- The Washington Times - Tuesday, January 13, 2009


Secretary of State-designate Hillary Rodham Clinton promised U.S. foreign allies Tuesday that the incoming Obama administration will consult with them extensively on various issues and they will not learn about U.S. decisions from the media.

“We don’t want anything [we] say to take our allies by surprise,” Mrs. Clinton said during her confirmation hearing before the Senate Committee on Foreign Relations.

Her remark was a reference to the criticism the Bush administration received at the beginning of its tenure in 2001 for ignoring other countries’ views. At the time, Washington’s European allies complained that no one had told them the U.S. signature would be withdrawn from the Kyoto Protocol on climate change.

Mrs. Clinton declined to describe in detail the new administration’s policy toward Iran, because she said it needed to discuss the issue with allies before making any decisions. She said, however, that “no option is off the table.”

“We will pursue a new, perhaps different approach,” she said in reference to the Bush administration’s refusal to talk to Iran until it suspends enriching uranium, which the West says is meant to help Tehran build a nuclear weapon. “What we have tried has not worked.”

The U.N. Security Council has imposed several rounds of U.N. sanctions against Iran. President-elect Barack Obama has said that he would pursue “big carrots and big sticks” to prevent Iran from building nuclear weapons.

“We will do everything we can pursue through diplomacy, through the use of sanctions, through creating better coalitions with countries that we believe also have a big stake in preventing Iran from becoming a nuclear weapon power,” Mrs. Clinton said.

She also sought to distance the incoming Obama administration’s foreign policy from that of its predecessor, saying that opportunities presented by world events are as important as threats and dangers.

Her views contrasted sharply with those of the Bush administration, which emphasized the threats the United States faced in formulating policy during the past eight years.

“I don’t get up every morning thinking only about the threats and dangers we face,” Mrs. Clinton said. “With every challenge comes an opportunity to find promise and possibility in the face of adversity and complexity.”

Mrs. Clinton, who most recently was a member of the Senate Armed Services Committee, vowed to “renew America’s leadership through diplomacy that enhances our security, advances our interests and reflects our values.”

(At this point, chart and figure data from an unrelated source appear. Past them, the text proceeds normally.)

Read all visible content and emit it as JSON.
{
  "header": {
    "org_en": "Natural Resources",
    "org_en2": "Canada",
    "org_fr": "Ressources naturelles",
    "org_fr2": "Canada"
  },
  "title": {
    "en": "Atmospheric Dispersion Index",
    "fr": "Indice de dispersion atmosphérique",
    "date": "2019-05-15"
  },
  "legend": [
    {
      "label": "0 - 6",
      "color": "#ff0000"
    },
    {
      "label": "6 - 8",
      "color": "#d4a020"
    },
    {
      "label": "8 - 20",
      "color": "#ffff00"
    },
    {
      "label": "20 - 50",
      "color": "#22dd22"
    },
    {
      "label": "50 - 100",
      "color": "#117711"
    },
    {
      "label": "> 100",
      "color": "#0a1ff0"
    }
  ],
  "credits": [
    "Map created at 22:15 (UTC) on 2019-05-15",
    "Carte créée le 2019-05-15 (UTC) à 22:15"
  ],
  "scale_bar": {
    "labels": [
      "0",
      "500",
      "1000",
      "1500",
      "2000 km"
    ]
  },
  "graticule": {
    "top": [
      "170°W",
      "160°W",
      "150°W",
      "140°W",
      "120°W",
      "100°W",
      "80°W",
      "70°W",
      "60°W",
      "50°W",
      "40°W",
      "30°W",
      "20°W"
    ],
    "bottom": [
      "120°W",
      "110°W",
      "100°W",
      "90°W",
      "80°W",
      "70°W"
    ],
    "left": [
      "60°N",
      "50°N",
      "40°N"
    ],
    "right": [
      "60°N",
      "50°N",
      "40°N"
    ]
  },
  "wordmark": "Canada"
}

“Foreign policy must be based on a marriage of principles and pragmatism, not rigid ideology,” she said. “On facts and evidence, not emotion or prejudice.”

Sen. John Kerry, Massachusetts Democrat and the new chairman of the Foreign Relations Committee, praised Mrs. Clinton as “extraordinary capable,” smart and a figure with “global stature” and a “quick and impressive grasp of detail.”

Sen. Richard G. Lugar, Indiana Republican and the committee’s ranking member, also had nice words for the nominee, saying she has “impressive skills and compassion,” as well as longstanding relationships with foreign leaders.

Mr. Lugar also called on the foundation of Mrs. Clinton’s husband, former President Bill Clinton, to stop receiving foreign donations, because they may be viewed with “suspicion” and as “temptation” for foreign entities to try to influence U.S. policy.

“Even well-intentioned foreign donations carry risks for U.S. foreign policy,” Mr. Lugar said, and it “inhibit” Mrs. Clinton’s activities.

The alternative, he said, would be for the Clinton Foundation to provide full disclosure on a regular basis, according to strict rules to be agreed by all sides.

Mr. Kerry agreed with Mr. Lugar, saying he spoke for the committee.